Tattered clouds scattered east across what had an hour before been a cloudless cold-blue sky. The first arctic air mass of the season was on its way, predicted to arrive by late afternoon. Already the air had taken on a solemn and heavy feel. There was no cheer in the wind.
We are woefully behind on dry firewood for the coming winter. The woodsman has taken more to the pen than the chain saw of late, and words won’t keep him warm in February. So across the county I headed for some easy wood on a friend’s place, after stopping for a while in town for coffee with Dennis.
The old Dakota truck, abandoned since the new (used) Subaru replaced in August, lurched sideways on its shocks when a gust of wind tried to push it into the oncoming lane of traffic. But there was no traffic. Stonewall road was empty and quiet but for one man in one old truck, and someone’s kite in the near distance, tumbling, falling, rising; for an instant it righted itself–stabilized briefly as if it regained a tail of torn fabric that gave it enough drag to balance left, right, front and back, and soar. Then it pitched and crumpled, barely airborne, moving my way. A great blue heron battered by the polar gale wished he had gone south after all, to visit relatives on the Gulf Coast.

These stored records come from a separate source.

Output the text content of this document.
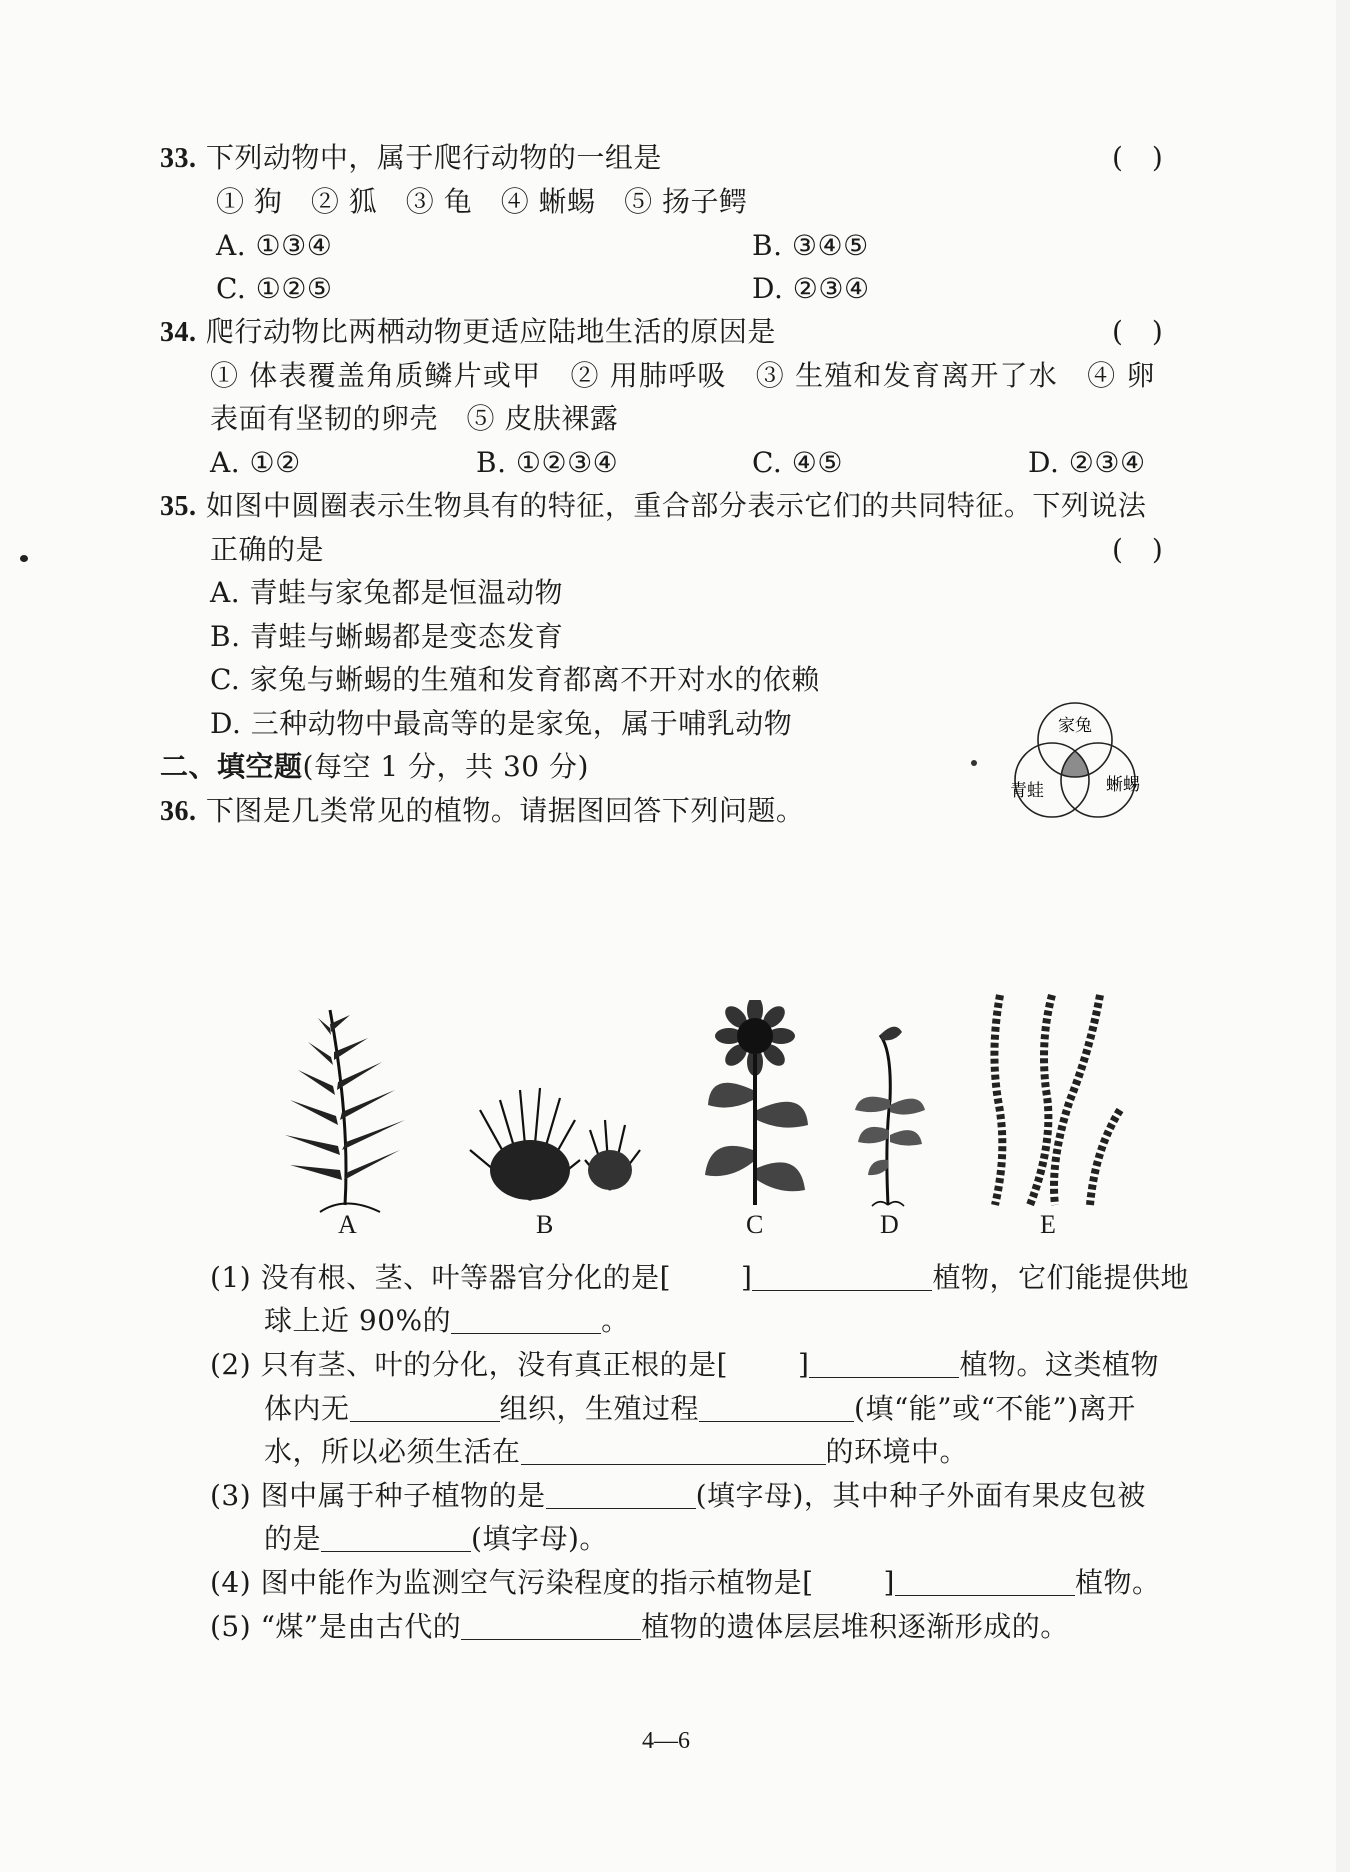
33. 下列动物中，属于爬行动物的一组是	(　)
① 狗　② 狐　③ 龟　④ 蜥蜴　⑤ 扬子鳄
A. ①③④	B. ③④⑤
C. ①②⑤	D. ②③④
34. 爬行动物比两栖动物更适应陆地生活的原因是	(　)
① 体表覆盖角质鳞片或甲　② 用肺呼吸　③ 生殖和发育离开了水　④ 卵
表面有坚韧的卵壳　⑤ 皮肤裸露
A. ①②	B. ①②③④	C. ④⑤	D. ②③④
35. 如图中圆圈表示生物具有的特征，重合部分表示它们的共同特征。下列说法
正确的是	(　)
A. 青蛙与家兔都是恒温动物
B. 青蛙与蜥蜴都是变态发育
C. 家兔与蜥蜴的生殖和发育都离不开对水的依赖
D. 三种动物中最高等的是家兔，属于哺乳动物	家兔
青蛙	蜥蜴
二、填空题(每空 1 分，共 30 分)
36. 下图是几类常见的植物。请据图回答下列问题。
A	B	C	D	E
(1) 没有根、茎、叶等器官分化的是[	]	植物，它们能提供地
球上近 90%的	。
(2) 只有茎、叶的分化，没有真正根的是[	]	植物。这类植物
体内无	组织，生殖过程	(填“能”或“不能”)离开
水，所以必须生活在	的环境中。
(3) 图中属于种子植物的是	(填字母)，其中种子外面有果皮包被
的是	(填字母)。
(4) 图中能作为监测空气污染程度的指示植物是[	]	植物。
(5) “煤”是由古代的	植物的遗体层层堆积逐渐形成的。
4—6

After a short round of discussion at the local cafe, I wanted to show my friend a special place. It was the land that had been the love of another friend who never knew this weblog. She died about the time it was born. But that gal loved those woods. She’d be heartsick to see it has been logged–in a kind way, compared to most–but happy, I think, to know that I could still feel her presence there. And more than the firewood I wanted to show Dennis a special plant in this special place: pennyroyal in winter.
I can’t find on the web any suitable pictures of it in winter. It is decidedly not much to look at. But I think next time I run across it, I’ll hope to have my camera, so I can show you first, how to find it. Then, encourage you to smell it. More about that later.
By the time I turned and headed for home, the front loomed like an arching flint-gray wave overhead. The temperature had fallen ten degrees since the heron struggled to find refuge from the storm. The first flakes blew sideways, first a few, then a white blur, then patches of clear sky and nothing. Turning off 221 into the countryside was like stepping through the wardrobe into Narnia. Here, flakes at first blew like smoke, undulated like a dry-ice-vapor across the road. A mile further down into the hills, it began to stick on the northy patches that never see the sun. I put the truck into 4WD as I turned down into Goose Creek, descending into winter. I carried an armload of wood in with me for the stove.
Let the game begin. Another winter has officially arrived.
I am not opening the door for Winter this year! He can stay up north for all I care.